Żołnierze białoruscy pojawią się w obwodzie królewieckim, a rosyjscy pod Grodnem. W piątek oba państwa podpisują umowę o współpracy wojskowej - donosi czwartkowy "Dziennik Gazeta Prawna". Jest to przełomowa decyzja. "Najważniejsze są niejawne zapisy umowy" - komentują polscy politycy.

REKLAMA

W piątek Białoruś i Rosja podpiszą umowę o współpracy wojskowej.

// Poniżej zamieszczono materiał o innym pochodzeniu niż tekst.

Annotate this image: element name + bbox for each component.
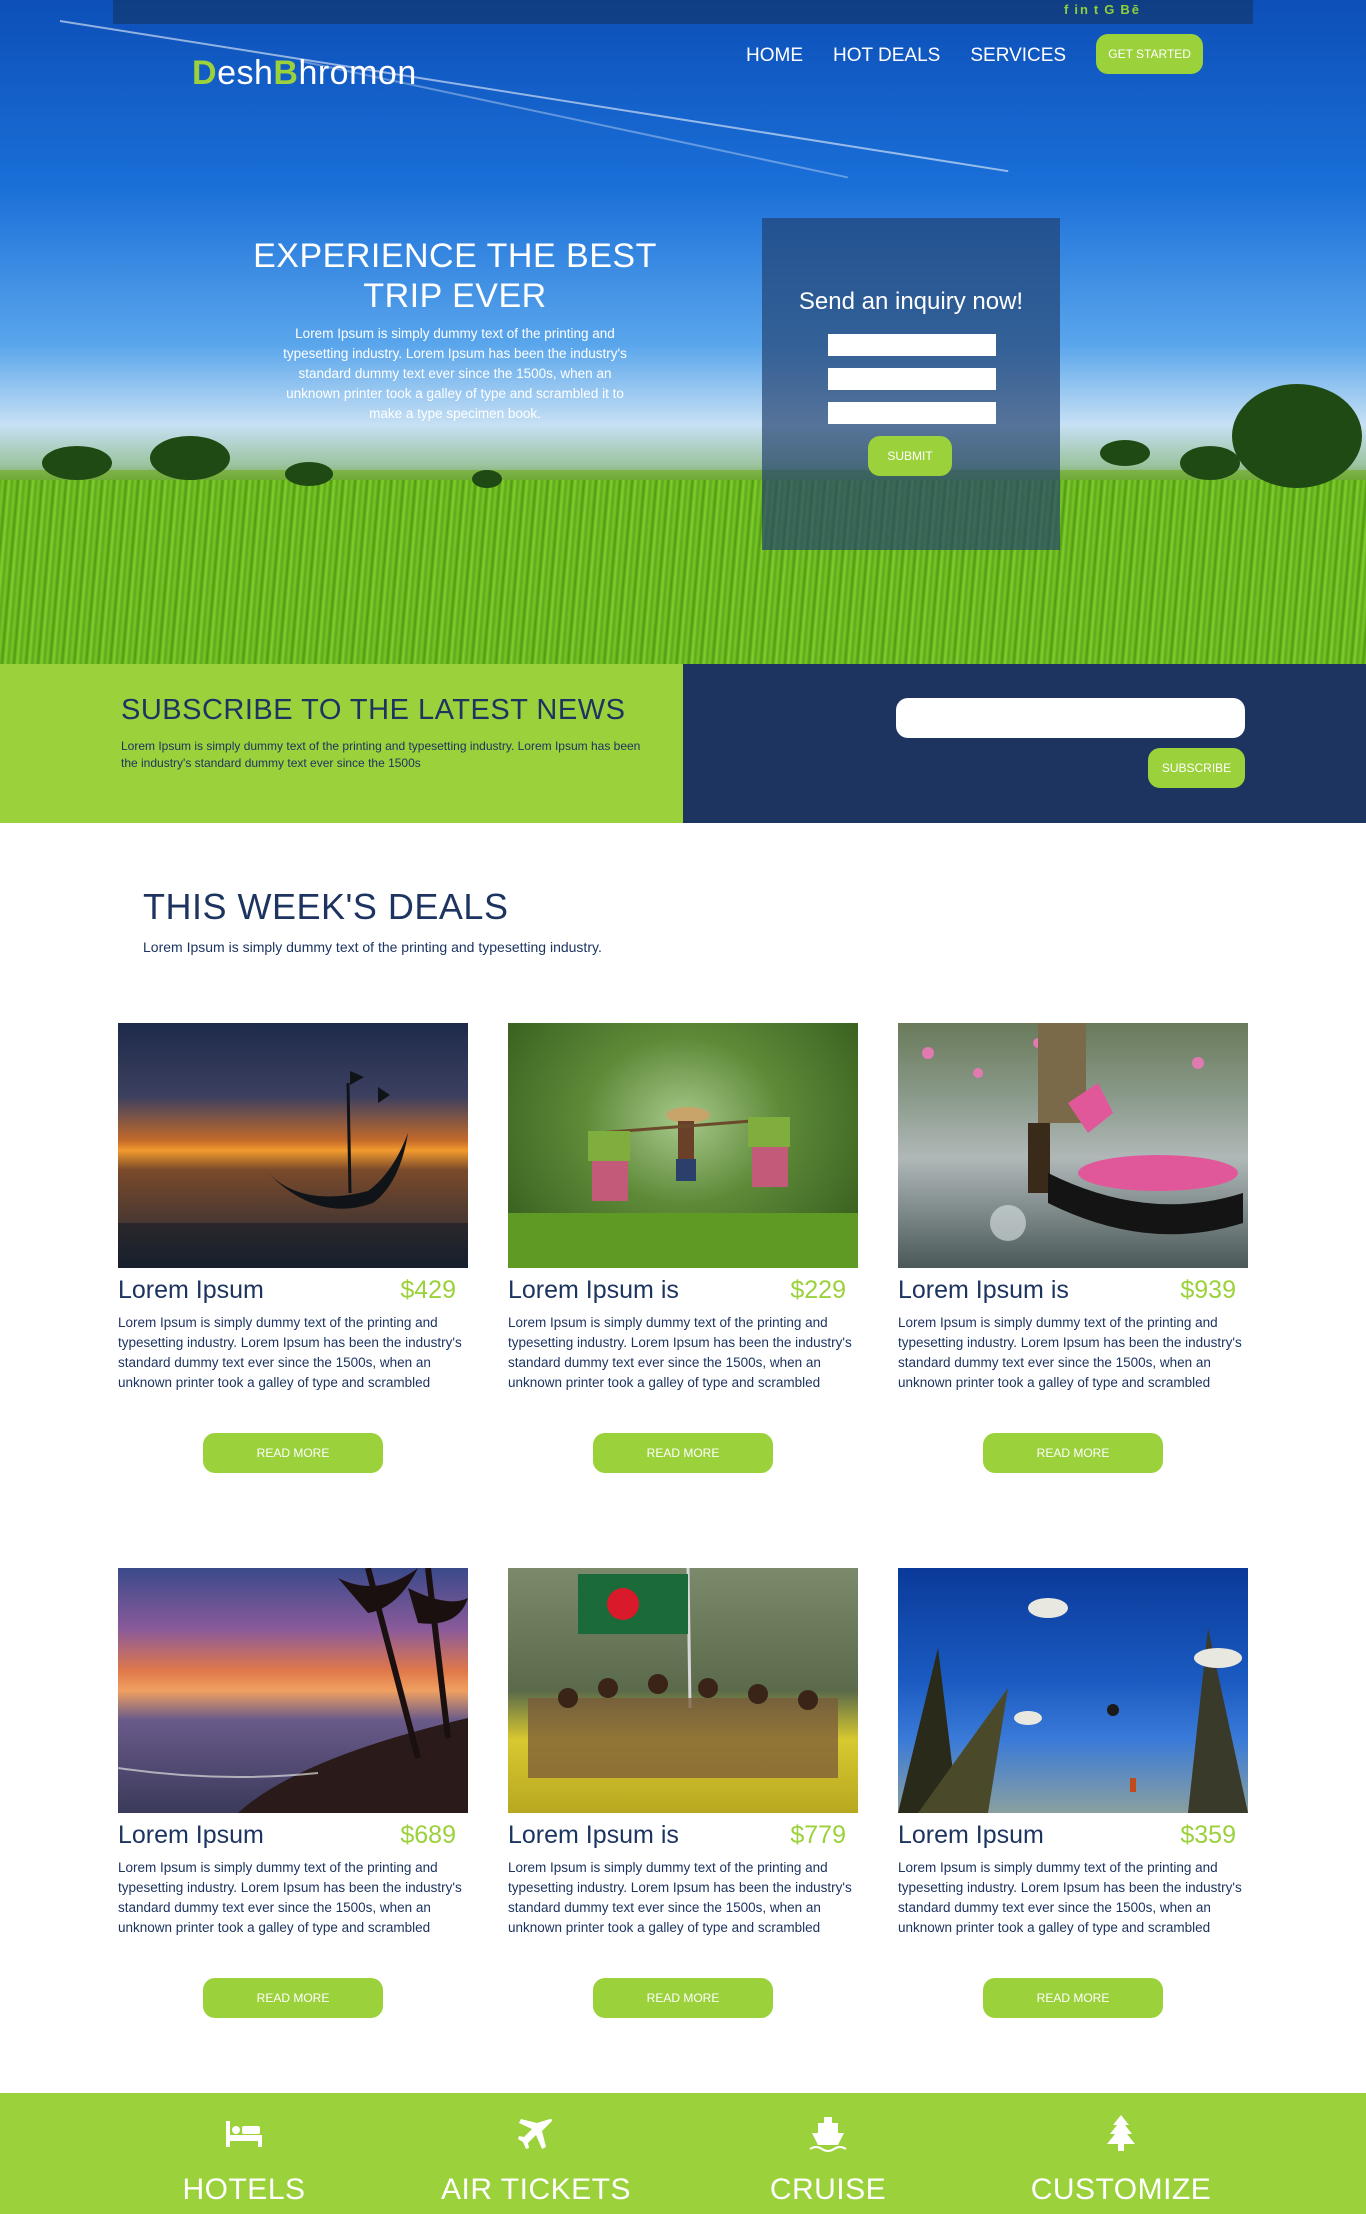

"Władimir Putin i Alaksandr Łukaszenka, 25 lat po powołaniu do życia Związku Białorusi i Rosji, w piątek podpiszą przełomową dla współpracy militarnej między Mińskiem a Moskwą umowę. Wcześniej ustalono, że powstaną m.in. trzy wspólne centra szkolenia sił zbrojnych: w obwodzie królewieckim, niedaleko Grodna i w rejonie Niżnego Nowogrodu, które de facto będą bazami wojskowymi" - można przeczytać w czwartkowym wydaniu "DGP".

Jak dodano, "w niedzielę wejdzie w życie porozumienie o wzajemnym uznawaniu przez Rosję i Białoruś wiz obywateli państw trzecich i dokumentów bezpaństwowców".

"Oba wydarzenia są postrzegane na wschodniej flance NATO jako krok do radykalnego obniżenia bezpieczeństwa w regionie. Niewykluczone, że również do eskalacji kryzysu migracyjnego" - pisze gazeta.

"Rozmówcy DGP w polskim rządzie przekonują, że kluczowe są niejawne zapisy umowy o zasadach dowodzenia wojskiem białoruskim i czy de facto nie stanie się ono częścią armii rosyjskiej z możliwością zaangażowania go w wojnę przeciwko Ukrainie bez pytania o zgodę Łukaszenki" - informuje dziennik.